Telecom Experience Audit

When everything is a priority, nothing is.

Role: UX Research & Strategy

Timeline: 2 weeks

Team: Product Management, Design, Strategy

Overview

A major US telecommunications provider had an account management experience that had grown without direction for years. Navigation accumulated. Flows broke. Users got lost trying to do basic things like pay a bill or add a line. My team was brought in to find out exactly how bad it was and to build the case for what fixing it could look like. I led the UX audit, mapping three end-to-end user flows against Nielsen's heuristic standards, triaging every finding by severity, and delivering a strategic recommendations framework that leadership used to pursue further client work orders.


Problem

What we found wasn't one broken thing, it was a system that had grown without a coherent experience strategy behind it. Invoices led to blank pages. Breadcrumbs disappeared mid-flow. Users trying to add a device were redirected out of the purchase flow entirely by a link that opened a new window instead of a modal. Each issue in isolation was a bug. Together they were a signal that the experience had never been owned end-to-end.

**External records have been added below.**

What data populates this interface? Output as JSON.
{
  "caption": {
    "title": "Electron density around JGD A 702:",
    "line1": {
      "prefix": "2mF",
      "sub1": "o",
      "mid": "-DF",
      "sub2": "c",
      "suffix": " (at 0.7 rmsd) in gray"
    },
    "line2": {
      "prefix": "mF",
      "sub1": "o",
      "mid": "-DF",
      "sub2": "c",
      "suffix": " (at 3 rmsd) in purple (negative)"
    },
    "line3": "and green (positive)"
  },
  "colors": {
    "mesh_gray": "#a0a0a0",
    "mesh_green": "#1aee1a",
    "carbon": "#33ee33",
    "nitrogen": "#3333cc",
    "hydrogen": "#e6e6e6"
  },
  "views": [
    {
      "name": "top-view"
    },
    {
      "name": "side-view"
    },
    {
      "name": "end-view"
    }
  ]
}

Key Insight: The experience wasn't broken. It was unmanaged. Those are two different problems with two very different solutions.


Research & Process

Scope

We mapped three primary user flows that represented the highest-frequency jobs customers came to the platform to complete: purchasing a new device, adding a line, and paying a bill. Each flow was walked end-to-end and evaluated against Nielsen's ten heuristic standards.

Heuristic Evaluation

Every screen in each flow was evaluated and findings were triaged into three severity levels Good, Needs Work, and Critical. Critical findings were those that actively blocked task completion or removed users from the experience entirely. Needs Work findings degraded confidence and clarity without fully breaking the flow.

Opportunities Framework

Findings were synthesized into five strategic opportunity pillars: Journey, Data, Content, Support, and Tools. This framing translated UX findings into business language that strategists and PMs could take directly into client conversations.


Findings & Recommendations

The most significant finding was the pattern. Across all three journeys, the same heuristics failed repeatedly: consistency and standards, error prevention, and navigation and structure. That repetition told us this wasn't a design execution problem. It was a systems problem. No one had ever owned the experience holistically.

High-level recommendations were organized around five themes: proactivity, support, navigation and findability, content clarity, and tailored experiences. Quick wins such as consistent breadcrumbs, simplified pathing, and natural language content were identified separately from longer-term strategic investments like personalization and AI-assisted support.

Impact

The audit deliverables were used by strategy and product leadership to re-engage the client and make the case for a broader design partnership. The work demonstrated not just where the experience was failing, but what a prioritized path forward could look like and why it mattered at a business level.


Reflection

This project taught me something important about the difference between thoroughness and usefulness. A comprehensive audit is only valuable if the people receiving it feel equipped to act and not just file it away as a to-do list. I learned to organize findings around opportunity rather than failure, and to speak the language of the people who have to carry the work forward after you leave the room.

It also reinforced that the most senior thing a designer can do sometimes isn't design anything at all. It's seeing the full system clearly, and helping others see it too.